Angel996 commented 6 years ago

AndreaLanfranchi>> To compare with you I have a 6x EVGA 1060 4Gb on Micron (not Samsung) and I can squeeze from each one roughly 18.67 Mh/s. using -200/+850 at 72.50 Watts using Claymore (pushing harder makes the whole system unstable and/or unresponsive)

I can express verdicts because I have built many rigs. I do it for myself and also for money for other people.

Micron memory is pretty fast too, it should give you about 21 mh/s (at least!). If your system gets unstable/unresponsive with further OC, it's not GPU problem, it's your power supply or wiring. Because OC over limit should just throw "GPU is off the bus" error, the rig should not hang or get unresponsive. By lowering clocks and playing with powerlimit you just get system stability as a tradeoff instead of providing steady power to your equipment.

If you use SATA -> 6PIN power converters, ditch them. Solder quality thick wires directly to your PSU and you'll be surpirsed how much better your rig would perform. I've been thru that.

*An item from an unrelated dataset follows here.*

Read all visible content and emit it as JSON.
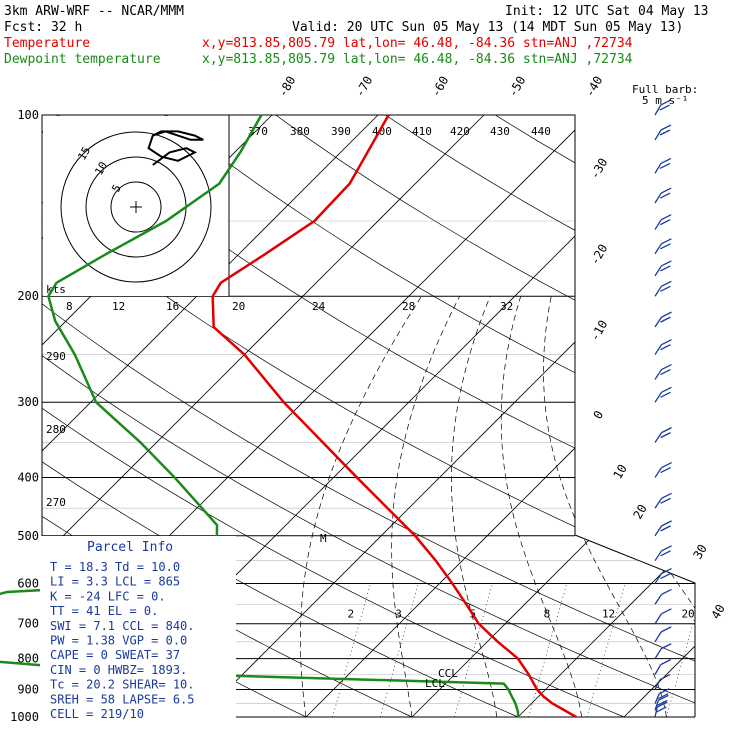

Alternatively, you might want to try removing 5x GPUs and running your system on 1 GPU. See if you can OC it better. My bet is, you can (as the GPU gets more power). Also, that you mention system becoming unresponsive, suggests your CPU/motherboard/memory is underpowered because of too many GPUs in your rig, or, again, bad wiring.

Angel996 commented 6 years ago

UPDATE:

I tried it on a rig with 2x 1060 Hynix and 2x GTX 970 Hynix.

Claymore's: GPU0 18.473 Mh/s, GPU1 18.465 Mh/s, GPU2 10.292 Mh/s, GPU3 10.536 Mh/s

Ethminer: gpu/0 18.60 gpu/1 18.60 gpu/2 10.49 gpu/3 10.49

It's a tad faster even. )) That's very interesting. Also, might be a clue for ethminer developers. How does hashrate relate to memory speed?

p.s. GTX 970 used to be much faster (up to 21 mhs), but they got drastically slower after certain ethash epoch :((

miningpronto commented 6 years ago

4x1080ti evga Windows 16gb ram

This code appeared twice today. Both times I was logging in via vnc. It appears itnis what triggered it. 70% power 149 overclock 499 memory overclock

rosefun commented 4 years ago

I meet same problems when I try to use GPU in keras.

InternalError: CUDA runtime implicit initialization on GPU:0 failed. Status: an illegal memory access was encountered

shaunstoltz commented 3 years ago

For me this was a straight up overheating problem. Once I sorted out the card that was throwing this error with better air flow, the error went away.